そうすると、木や自然を観察するようになる。 そうすると、すでに木の上のほうに鳥の巣?のようなものがあることに気づいた、 調べてみると、「てんぐ巣病」というらしい。 巣のようでもあり病でもある、と。 昔の人が、「天狗の巣!?」と名付けたネーミングは素敵だ。

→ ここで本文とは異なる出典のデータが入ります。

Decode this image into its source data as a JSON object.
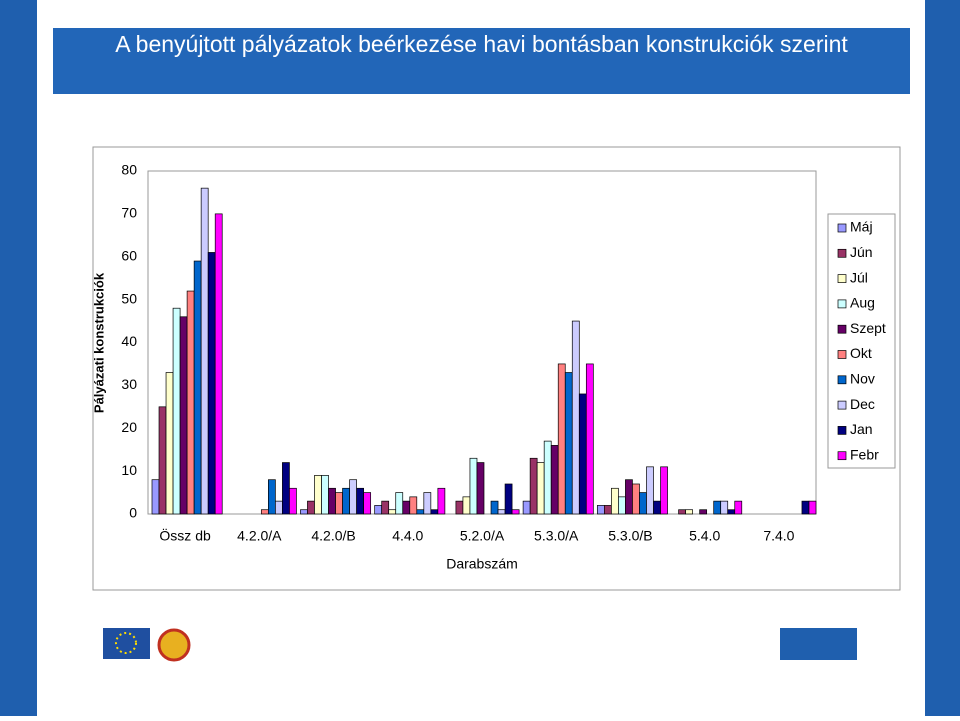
{
  "chart_data": {
    "type": "bar",
    "title": "A benyújtott pályázatok beérkezése havi bontásban konstrukciók szerint",
    "x_label": "Darabszám",
    "y_label": "Pályázati konstrukciók",
    "categories": [
      "Össz db",
      "4.2.0/A",
      "4.2.0/B",
      "4.4.0",
      "5.2.0/A",
      "5.3.0/A",
      "5.3.0/B",
      "5.4.0",
      "7.4.0"
    ],
    "series": [
      {
        "name": "Máj",
        "color": "#9999ff",
        "values": [
          8,
          0,
          1,
          2,
          0,
          3,
          2,
          0,
          0
        ]
      },
      {
        "name": "Jún",
        "color": "#993366",
        "values": [
          25,
          0,
          3,
          3,
          3,
          13,
          2,
          1,
          0
        ]
      },
      {
        "name": "Júl",
        "color": "#ffffcc",
        "values": [
          33,
          0,
          9,
          1,
          4,
          12,
          6,
          1,
          0
        ]
      },
      {
        "name": "Aug",
        "color": "#ccffff",
        "values": [
          48,
          0,
          9,
          5,
          13,
          17,
          4,
          0,
          0
        ]
      },
      {
        "name": "Szept",
        "color": "#660066",
        "values": [
          46,
          0,
          6,
          3,
          12,
          16,
          8,
          1,
          0
        ]
      },
      {
        "name": "Okt",
        "color": "#ff8080",
        "values": [
          52,
          1,
          5,
          4,
          0,
          35,
          7,
          0,
          0
        ]
      },
      {
        "name": "Nov",
        "color": "#0066cc",
        "values": [
          59,
          8,
          6,
          1,
          3,
          33,
          5,
          3,
          0
        ]
      },
      {
        "name": "Dec",
        "color": "#ccccff",
        "values": [
          76,
          3,
          8,
          5,
          1,
          45,
          11,
          3,
          0
        ]
      },
      {
        "name": "Jan",
        "color": "#000080",
        "values": [
          61,
          12,
          6,
          1,
          7,
          28,
          3,
          1,
          3
        ]
      },
      {
        "name": "Febr",
        "color": "#ff00ff",
        "values": [
          70,
          6,
          5,
          6,
          1,
          35,
          11,
          3,
          3
        ]
      }
    ],
    "ylim": [
      0,
      80
    ],
    "yticks": [
      0,
      10,
      20,
      30,
      40,
      50,
      60,
      70,
      80
    ],
    "grid": false,
    "legend": "right"
  }
}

どうやら、「てんぐ巣病」は植物の病害の一種で、植物の茎や枝が異常に密生する奇形症状を示すものの総称。英語ではwitches' broom(魔女のほうき)というらしい。 日本だと天狗の巣に見えて、欧米では魔女のほうきに、見える。 てんぐ巣病は、菌類、昆虫、線虫、ファイトプラズマ、ウイルスなどが原因とのこと。 ある面からみると、植物の病気のようで奇形のようで、ある面からみると、植物と他の生物の共生の姿なんだろう。




昨今の状況は、人間にウイルスが寄生しているように見えるが、ある面からみると、ウイルスの生態系に人間が寄生しているともいえるのかもしれない。 その場合、天狗や魔女も、病も、見方次第だ、ということでもある。 こどものときの記憶がふとよみがえる。 桃太郎の鬼退治の話を聞いたときのこと。 なんで鬼が退治されるのか?ほんとうに鬼は悪者なのか?暴力以外の解決法は本当にないのか? と。 話し手?の誰かに問い詰めたんだけど、ポカーンとして何も答えてくれなかった記憶。自分としては屁理屈じゃなくて、本当に疑問に思ったときの記憶。 この感覚は、いまだにあるんだよなぁ。